Cet Etat nouveau, à l’utilité discutable puisque les entreprises font beaucoup mieux que lui le travail efficace comme cela vient d’être abondamment démontré, n’a pas besoin de « Grand Commis » désintéressés, de personnalités fortes et déterminées à envisager le futur, cet Etat nouveau se nourrit d’un personnel obéissant , conformiste et arrogant se jugeant supérieur à une population pour une partie mendiante !

La disparition de Marcel Boiteux ne doit pas nous conduire à une nostalgie « avant c’était mieux », mais à nous interroger sur le projet de société vers lequel nous allons, sur la possibilité pour notre démocratie de nous organiser sur le long terme avec une vision de la France à 10 ans, à 20 ans, à 30 ans …et des projets à mettre en œuvre pour nous y préparer . Il existe dans notre République encore beaucoup de personnes qui veulent travailler pour l’avenir et qui sont prêts à  engager le pays dans une autre voie que celle du  déclin, à sacrifier une partie du court terme pour assurer la prospérité des nouvelles générations. Pour cela il faut parler pour l’énergie d’abondance, de prix bas et de souveraineté . Il faut donc tordre le cou à la gestion de la pénurie et à l’organisation de la sobriété qui sont deux verbalisations du même concept . Il ne faut pas « gaspiller »  , il faut savoir recycler et « durer » , mais envisager la nécessité de la décroissance c’est perdre l’espoir et c’est la disparition définitive de l’Etat visionnaire et de ses Grands Commis.

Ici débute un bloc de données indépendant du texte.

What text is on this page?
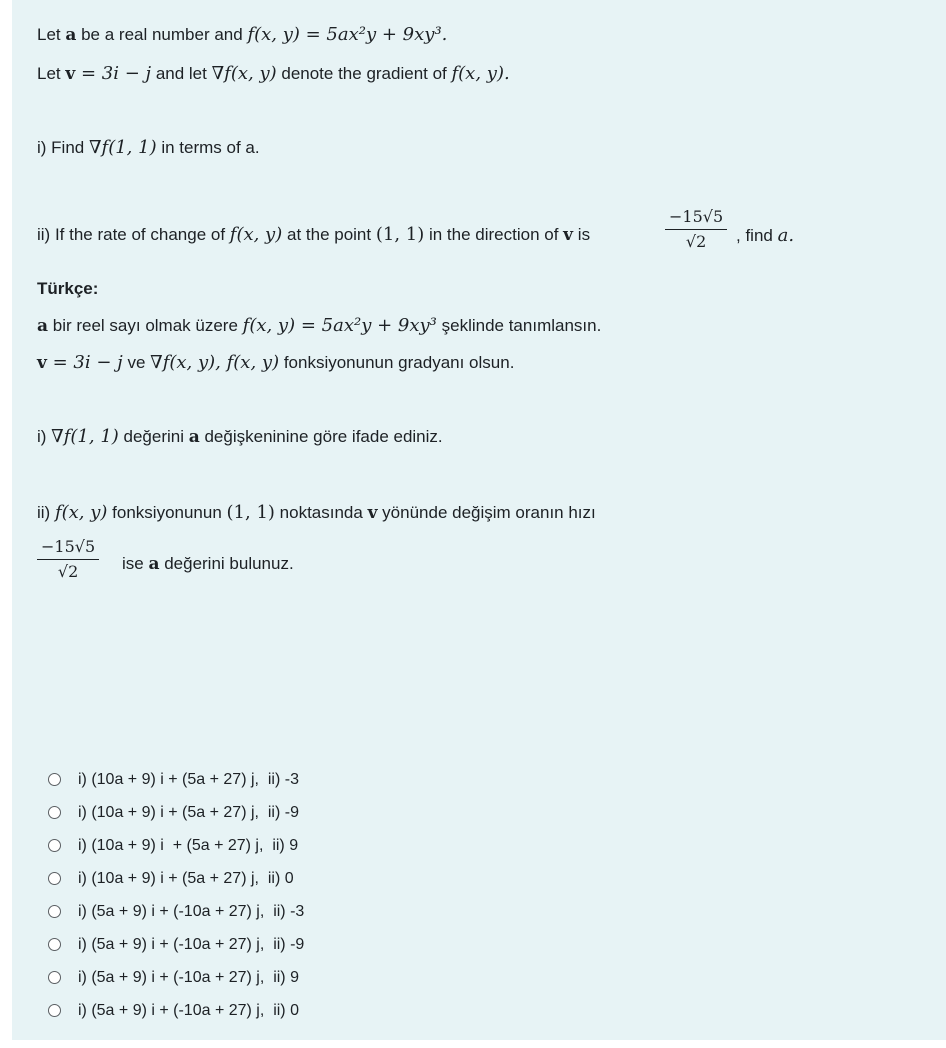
Let a be a real number and f(x, y) = 5ax²y + 9xy³.
Let v = 3i − j and let ∇f(x, y) denote the gradient of f(x, y).
i) Find ∇f(1, 1) in terms of a.
ii) If the rate of change of f(x, y) at the point (1, 1) in the direction of v is	$\frac{-15√5}{√2}$ , find a.
Türkçe:
a bir reel sayı olmak üzere f(x, y) = 5ax²y + 9xy³ şeklinde tanımlansın.
v = 3i − j ve ∇f(x, y), f(x, y) fonksiyonunun gradyanı olsun.
i) ∇f(1, 1) değerini a değişkeninine göre ifade ediniz.
ii) f(x, y) fonksiyonunun (1, 1) noktasında v yönünde değişim oranın hızı
$\frac{-15√5}{√2}$ ise a değerini bulunuz.
i) (10a + 9) i + (5a + 27) j,  ii) -3
i) (10a + 9) i + (5a + 27) j,  ii) -9
i) (10a + 9) i  + (5a + 27) j,  ii) 9
i) (10a + 9) i + (5a + 27) j,  ii) 0
i) (5a + 9) i + (-10a + 27) j,  ii) -3
i) (5a + 9) i + (-10a + 27) j,  ii) -9
i) (5a + 9) i + (-10a + 27) j,  ii) 9
i) (5a + 9) i + (-10a + 27) j,  ii) 0
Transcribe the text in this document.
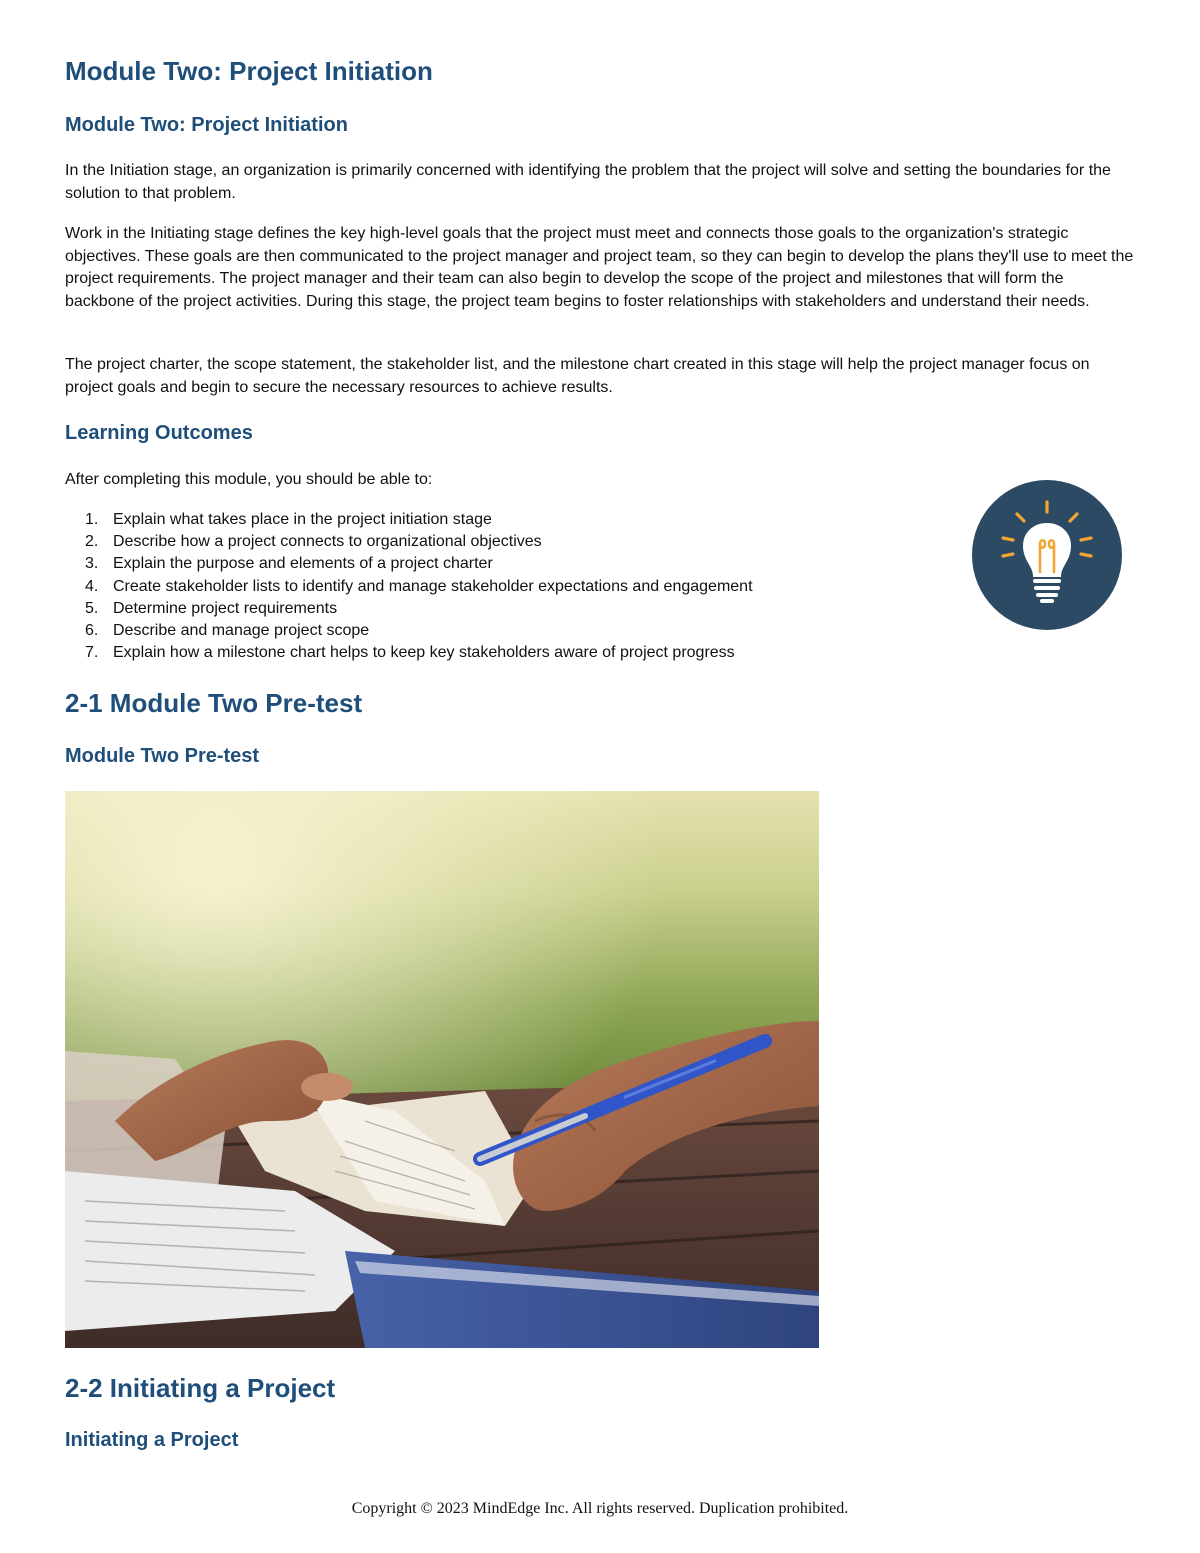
Module Two: Project Initiation
Module Two: Project Initiation

In the Initiation stage, an organization is primarily concerned with identifying the problem that the project will solve and setting the boundaries for the solution to that problem.

Work in the Initiating stage defines the key high-level goals that the project must meet and connects those goals to the organization's strategic objectives. These goals are then communicated to the project manager and project team, so they can begin to develop the plans they'll use to meet the project requirements. The project manager and their team can also begin to develop the scope of the project and milestones that will form the backbone of the project activities. During this stage, the project team begins to foster relationships with stakeholders and understand their needs.

The project charter, the scope statement, the stakeholder list, and the milestone chart created in this stage will help the project manager focus on project goals and begin to secure the necessary resources to achieve results.

Learning Outcomes

After completing this module, you should be able to:

1. Explain what takes place in the project initiation stage
2. Describe how a project connects to organizational objectives
3. Explain the purpose and elements of a project charter
4. Create stakeholder lists to identify and manage stakeholder expectations and engagement
5. Determine project requirements
6. Describe and manage project scope
7. Explain how a milestone chart helps to keep key stakeholders aware of project progress
2-1 Module Two Pre-test
Module Two Pre-test
2-2 Initiating a Project
Initiating a Project
Copyright © 2023 MindEdge Inc. All rights reserved. Duplication prohibited.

Croire en la France, l’aimer, c’est croire en sa prospérité et non organiser son déclin, c’est s’appuyer sur tous les  hommes et les femmes de France qui veulent l’excellence scientifique , technique et industrielle , c’est retrouver un Etat qui porte une vision de l’avenir sur des réalités et non sur travaux de « communicants ». Quelles que soient les manipulations de l’opinion, la population sait que l’inflation est revenue, qu’elle la fait souffrir, et elle a besoin de confiance dans un Etat visionnaire et non bureaucratique, elle a besoin d’hommes et de femmes qui mettent l’intérêt collectif au dessus des intérêts individuels.